America is not a perfect country. Its culture has become deeply misogynistic, and women are exploited every day on American TV to sell beer and SUVs. Likewise, Americans, both young and old, have grown coarser and more materialistic, subjected as they are to a vulgar culture that has little intellectual or spiritual merit. But for all that, America continues to be the shining light of liberty and the holy grail of goodness to the rest of the world.

No country spends more blood and treasure to uphold the dignity and freedom of complete strangers than America. None rushes to the aid of international victims of disasters more. And, no country has welcomed in more immigrants fleeing oppression than the United States.

The Jewish community knows these truths better than any other. With the obvious exception of Israel, we have flourished in this country as we have in no other since the beginning of time. I was appalled that some rabbis - both in Israel and the US - gave speeches suggesting that America was punished by God with Hurricane Katrina for supporting the Israeli government's forced evacuation of the brave and religiously upright settlers of Gush Katif.

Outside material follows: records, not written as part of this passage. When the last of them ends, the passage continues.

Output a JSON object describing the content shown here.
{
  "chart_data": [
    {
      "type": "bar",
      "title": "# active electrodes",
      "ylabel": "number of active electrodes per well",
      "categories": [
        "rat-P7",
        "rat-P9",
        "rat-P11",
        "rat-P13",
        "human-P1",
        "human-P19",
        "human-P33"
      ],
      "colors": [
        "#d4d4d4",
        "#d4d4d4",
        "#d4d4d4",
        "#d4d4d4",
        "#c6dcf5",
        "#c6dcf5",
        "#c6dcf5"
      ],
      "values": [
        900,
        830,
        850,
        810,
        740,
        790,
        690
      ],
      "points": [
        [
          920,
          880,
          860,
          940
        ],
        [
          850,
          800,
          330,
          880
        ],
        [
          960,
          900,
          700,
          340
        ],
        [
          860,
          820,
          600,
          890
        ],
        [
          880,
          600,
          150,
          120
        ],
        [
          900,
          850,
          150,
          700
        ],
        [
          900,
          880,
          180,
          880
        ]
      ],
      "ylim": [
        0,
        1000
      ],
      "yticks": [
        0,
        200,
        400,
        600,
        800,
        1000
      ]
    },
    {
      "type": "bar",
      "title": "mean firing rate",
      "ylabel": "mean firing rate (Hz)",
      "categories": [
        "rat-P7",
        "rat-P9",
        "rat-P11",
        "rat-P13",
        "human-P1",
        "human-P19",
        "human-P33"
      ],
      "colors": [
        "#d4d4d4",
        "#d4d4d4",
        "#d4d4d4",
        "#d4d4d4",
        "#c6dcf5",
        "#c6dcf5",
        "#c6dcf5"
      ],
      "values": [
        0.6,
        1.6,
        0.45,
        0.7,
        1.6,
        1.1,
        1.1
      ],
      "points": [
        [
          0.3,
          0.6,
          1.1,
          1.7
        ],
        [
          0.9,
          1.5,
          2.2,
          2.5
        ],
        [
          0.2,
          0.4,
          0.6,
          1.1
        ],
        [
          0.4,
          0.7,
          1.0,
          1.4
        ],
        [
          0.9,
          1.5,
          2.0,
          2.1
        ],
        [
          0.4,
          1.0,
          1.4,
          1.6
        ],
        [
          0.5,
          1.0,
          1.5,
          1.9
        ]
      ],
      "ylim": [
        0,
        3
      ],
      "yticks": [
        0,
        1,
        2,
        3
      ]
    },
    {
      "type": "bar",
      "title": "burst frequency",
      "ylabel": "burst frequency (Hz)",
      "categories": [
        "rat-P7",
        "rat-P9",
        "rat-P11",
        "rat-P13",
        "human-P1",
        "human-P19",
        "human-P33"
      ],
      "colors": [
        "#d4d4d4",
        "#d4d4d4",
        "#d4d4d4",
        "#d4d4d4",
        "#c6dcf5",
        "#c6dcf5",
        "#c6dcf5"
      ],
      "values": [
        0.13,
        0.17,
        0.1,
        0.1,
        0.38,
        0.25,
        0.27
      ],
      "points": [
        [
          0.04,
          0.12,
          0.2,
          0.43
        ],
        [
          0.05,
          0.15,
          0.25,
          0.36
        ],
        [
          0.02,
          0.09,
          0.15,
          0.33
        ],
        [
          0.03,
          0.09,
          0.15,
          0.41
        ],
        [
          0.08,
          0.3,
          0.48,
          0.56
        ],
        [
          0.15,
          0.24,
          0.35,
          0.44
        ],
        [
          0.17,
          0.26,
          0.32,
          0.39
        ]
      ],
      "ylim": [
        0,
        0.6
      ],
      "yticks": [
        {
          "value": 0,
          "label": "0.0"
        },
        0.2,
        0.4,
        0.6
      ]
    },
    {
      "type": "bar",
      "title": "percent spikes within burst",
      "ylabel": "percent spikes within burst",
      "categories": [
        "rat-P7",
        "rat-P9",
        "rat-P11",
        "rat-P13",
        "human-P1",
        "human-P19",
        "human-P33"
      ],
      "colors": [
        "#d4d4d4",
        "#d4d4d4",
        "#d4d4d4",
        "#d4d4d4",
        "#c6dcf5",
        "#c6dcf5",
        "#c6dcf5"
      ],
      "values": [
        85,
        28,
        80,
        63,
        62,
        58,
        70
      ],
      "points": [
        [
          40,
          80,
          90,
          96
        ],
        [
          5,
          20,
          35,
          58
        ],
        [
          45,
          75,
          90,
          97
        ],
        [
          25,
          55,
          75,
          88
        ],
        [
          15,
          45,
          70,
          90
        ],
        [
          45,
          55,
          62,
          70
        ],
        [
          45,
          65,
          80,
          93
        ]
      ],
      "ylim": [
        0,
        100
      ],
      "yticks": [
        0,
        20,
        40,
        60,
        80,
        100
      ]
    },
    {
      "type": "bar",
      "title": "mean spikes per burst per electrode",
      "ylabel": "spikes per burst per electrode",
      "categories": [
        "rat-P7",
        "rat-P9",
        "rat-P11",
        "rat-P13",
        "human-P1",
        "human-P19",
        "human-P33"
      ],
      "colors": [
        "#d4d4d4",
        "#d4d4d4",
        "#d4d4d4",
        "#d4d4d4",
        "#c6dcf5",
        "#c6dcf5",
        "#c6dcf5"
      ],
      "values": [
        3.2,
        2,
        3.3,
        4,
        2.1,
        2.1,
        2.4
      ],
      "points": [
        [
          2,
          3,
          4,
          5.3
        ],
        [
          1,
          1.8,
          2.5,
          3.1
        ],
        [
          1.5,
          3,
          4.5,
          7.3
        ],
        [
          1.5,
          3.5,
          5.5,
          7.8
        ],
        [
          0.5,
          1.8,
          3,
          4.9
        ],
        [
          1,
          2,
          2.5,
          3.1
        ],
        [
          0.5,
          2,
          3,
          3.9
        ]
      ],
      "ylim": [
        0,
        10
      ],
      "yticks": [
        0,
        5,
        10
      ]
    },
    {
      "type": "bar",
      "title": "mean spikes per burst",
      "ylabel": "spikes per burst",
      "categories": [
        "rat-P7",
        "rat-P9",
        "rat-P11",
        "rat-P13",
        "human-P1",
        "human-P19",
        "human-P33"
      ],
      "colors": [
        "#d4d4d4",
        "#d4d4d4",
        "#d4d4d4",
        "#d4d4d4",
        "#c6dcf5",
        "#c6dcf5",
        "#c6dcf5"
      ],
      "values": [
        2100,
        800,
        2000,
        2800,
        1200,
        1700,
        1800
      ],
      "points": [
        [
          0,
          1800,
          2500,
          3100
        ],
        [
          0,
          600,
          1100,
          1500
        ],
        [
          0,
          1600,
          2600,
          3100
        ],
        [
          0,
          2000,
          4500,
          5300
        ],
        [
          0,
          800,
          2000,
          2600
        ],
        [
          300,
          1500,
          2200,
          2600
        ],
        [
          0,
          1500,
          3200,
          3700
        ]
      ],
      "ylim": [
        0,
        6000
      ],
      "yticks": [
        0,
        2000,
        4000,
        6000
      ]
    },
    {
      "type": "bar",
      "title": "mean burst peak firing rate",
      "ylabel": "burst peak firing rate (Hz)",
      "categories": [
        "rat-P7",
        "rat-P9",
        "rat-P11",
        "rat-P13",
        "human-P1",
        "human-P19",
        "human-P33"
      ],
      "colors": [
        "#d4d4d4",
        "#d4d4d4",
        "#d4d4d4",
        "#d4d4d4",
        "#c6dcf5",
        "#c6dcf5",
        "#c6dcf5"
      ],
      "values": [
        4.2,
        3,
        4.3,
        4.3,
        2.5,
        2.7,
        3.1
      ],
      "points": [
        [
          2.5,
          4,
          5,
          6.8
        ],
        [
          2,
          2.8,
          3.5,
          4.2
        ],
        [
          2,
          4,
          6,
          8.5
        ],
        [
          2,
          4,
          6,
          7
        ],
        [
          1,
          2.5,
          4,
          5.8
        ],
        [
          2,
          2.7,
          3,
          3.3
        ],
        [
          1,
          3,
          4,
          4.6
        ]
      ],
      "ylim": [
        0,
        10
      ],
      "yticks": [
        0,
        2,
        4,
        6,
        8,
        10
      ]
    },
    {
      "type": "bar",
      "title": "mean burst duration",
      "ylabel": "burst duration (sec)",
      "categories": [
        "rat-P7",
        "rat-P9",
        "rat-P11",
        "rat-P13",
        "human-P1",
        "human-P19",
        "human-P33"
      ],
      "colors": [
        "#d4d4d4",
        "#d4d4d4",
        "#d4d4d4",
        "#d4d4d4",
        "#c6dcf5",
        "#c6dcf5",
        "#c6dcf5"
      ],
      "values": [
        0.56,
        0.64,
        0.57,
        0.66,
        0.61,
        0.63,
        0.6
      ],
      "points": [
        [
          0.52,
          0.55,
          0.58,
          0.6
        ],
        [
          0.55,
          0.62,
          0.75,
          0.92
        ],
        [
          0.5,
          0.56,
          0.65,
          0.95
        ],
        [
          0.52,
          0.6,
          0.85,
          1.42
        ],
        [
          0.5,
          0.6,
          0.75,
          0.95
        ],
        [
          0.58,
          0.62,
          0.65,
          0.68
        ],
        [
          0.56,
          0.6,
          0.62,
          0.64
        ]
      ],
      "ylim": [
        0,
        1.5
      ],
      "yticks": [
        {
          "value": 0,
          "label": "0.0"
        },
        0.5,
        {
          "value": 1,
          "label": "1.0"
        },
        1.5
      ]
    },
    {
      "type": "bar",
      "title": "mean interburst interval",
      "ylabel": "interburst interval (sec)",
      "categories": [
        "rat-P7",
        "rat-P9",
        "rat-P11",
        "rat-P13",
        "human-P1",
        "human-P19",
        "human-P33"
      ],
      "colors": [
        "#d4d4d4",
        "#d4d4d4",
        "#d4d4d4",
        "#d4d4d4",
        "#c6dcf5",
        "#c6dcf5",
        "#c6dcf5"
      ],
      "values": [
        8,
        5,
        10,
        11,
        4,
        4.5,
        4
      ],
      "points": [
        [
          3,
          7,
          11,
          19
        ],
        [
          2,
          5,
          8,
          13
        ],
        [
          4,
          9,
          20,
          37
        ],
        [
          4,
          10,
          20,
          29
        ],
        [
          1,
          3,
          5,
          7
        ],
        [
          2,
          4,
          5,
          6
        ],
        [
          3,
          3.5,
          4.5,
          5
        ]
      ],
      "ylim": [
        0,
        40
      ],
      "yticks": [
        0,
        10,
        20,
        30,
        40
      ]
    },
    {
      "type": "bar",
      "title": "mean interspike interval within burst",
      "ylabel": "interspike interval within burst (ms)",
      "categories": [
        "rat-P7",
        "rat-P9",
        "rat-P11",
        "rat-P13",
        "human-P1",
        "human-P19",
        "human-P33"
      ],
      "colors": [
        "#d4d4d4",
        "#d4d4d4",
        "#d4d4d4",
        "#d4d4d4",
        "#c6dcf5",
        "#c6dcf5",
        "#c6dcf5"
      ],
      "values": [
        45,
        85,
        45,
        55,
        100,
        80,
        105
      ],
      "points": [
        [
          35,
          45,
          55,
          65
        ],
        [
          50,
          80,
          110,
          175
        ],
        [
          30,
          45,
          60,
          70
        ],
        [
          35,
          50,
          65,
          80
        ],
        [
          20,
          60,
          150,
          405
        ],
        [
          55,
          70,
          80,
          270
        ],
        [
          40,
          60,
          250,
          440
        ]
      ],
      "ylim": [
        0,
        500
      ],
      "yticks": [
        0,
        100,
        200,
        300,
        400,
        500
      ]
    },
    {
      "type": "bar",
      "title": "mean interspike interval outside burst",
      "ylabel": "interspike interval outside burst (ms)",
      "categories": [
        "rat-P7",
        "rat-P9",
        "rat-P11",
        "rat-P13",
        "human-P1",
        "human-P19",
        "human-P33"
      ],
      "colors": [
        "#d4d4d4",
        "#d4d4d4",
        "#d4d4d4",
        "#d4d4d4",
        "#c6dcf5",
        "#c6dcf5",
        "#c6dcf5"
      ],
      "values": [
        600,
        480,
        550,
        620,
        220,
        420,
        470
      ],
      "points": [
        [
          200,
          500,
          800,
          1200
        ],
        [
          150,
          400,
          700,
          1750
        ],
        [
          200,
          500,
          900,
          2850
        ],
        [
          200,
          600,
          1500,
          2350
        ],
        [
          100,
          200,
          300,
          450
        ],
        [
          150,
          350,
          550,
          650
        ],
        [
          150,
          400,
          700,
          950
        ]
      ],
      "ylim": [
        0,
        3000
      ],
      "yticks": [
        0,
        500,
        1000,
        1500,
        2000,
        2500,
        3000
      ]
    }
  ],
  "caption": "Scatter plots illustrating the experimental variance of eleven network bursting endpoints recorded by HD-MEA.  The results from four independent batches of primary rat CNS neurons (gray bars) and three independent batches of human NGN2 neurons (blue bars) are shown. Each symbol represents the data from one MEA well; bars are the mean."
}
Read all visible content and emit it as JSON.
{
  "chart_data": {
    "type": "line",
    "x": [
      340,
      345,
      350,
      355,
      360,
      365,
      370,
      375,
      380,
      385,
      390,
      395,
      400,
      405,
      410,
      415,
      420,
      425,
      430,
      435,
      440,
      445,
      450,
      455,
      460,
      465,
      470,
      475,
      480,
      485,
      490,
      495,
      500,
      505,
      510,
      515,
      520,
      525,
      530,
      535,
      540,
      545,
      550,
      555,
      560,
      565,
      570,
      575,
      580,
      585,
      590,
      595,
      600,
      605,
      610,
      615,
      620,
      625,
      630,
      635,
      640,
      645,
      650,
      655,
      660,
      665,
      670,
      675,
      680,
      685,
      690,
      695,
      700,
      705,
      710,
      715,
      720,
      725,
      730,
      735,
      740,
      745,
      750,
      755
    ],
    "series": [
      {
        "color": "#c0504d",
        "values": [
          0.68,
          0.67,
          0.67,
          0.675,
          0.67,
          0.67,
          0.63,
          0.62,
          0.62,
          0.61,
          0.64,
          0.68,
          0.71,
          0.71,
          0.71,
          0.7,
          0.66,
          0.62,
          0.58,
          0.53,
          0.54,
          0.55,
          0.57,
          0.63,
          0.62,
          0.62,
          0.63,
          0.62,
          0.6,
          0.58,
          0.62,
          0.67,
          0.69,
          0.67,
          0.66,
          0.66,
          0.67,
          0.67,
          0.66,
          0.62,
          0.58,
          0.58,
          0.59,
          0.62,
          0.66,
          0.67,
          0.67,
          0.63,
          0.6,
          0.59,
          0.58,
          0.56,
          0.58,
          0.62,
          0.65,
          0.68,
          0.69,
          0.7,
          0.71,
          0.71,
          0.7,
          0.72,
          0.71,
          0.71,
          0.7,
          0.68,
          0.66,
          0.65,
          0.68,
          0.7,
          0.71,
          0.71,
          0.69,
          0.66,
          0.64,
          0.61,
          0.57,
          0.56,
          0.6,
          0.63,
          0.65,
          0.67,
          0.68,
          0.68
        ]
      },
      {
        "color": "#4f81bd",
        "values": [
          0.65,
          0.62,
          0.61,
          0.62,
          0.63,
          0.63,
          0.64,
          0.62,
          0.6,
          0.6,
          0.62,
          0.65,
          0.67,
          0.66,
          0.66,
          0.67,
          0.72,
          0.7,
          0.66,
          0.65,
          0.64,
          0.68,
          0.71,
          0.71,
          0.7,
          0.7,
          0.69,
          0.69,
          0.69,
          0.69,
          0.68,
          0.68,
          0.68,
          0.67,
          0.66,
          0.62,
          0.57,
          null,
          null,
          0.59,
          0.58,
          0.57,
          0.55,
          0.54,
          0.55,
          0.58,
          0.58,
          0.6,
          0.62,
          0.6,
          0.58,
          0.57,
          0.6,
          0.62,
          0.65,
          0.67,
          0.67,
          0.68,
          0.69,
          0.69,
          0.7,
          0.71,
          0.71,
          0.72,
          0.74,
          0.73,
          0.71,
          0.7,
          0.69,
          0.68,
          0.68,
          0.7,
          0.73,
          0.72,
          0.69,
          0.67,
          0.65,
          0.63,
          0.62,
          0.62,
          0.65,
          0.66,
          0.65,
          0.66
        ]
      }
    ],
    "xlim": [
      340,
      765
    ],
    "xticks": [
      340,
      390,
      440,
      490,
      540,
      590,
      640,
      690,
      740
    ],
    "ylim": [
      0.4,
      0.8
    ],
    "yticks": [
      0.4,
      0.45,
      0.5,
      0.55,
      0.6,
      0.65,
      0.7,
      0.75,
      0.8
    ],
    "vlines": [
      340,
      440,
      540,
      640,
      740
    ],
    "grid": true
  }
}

Firstly, why should the US be held accountable for Ariel Sharon's folly? But aside from this logical objection, they should be ashamed of themselves. What kind of ingratitude is it that would have Jewish representatives condemn a country that, however imperfect, provides Israel with billions of dollars a year in support, and that consistently vetoes nearly every anti-Israel resolution in the United Nations?

For this and for so many other reasons I know that a just and merciful God continues to bestow His bounty and blessing upon this great country. As a grateful American I say, and have forever taught my children to say, God bless America.

The writer, a rabbi, is author most recently of Hating Women: America's Hostile Campaign Against the Fairer Sex.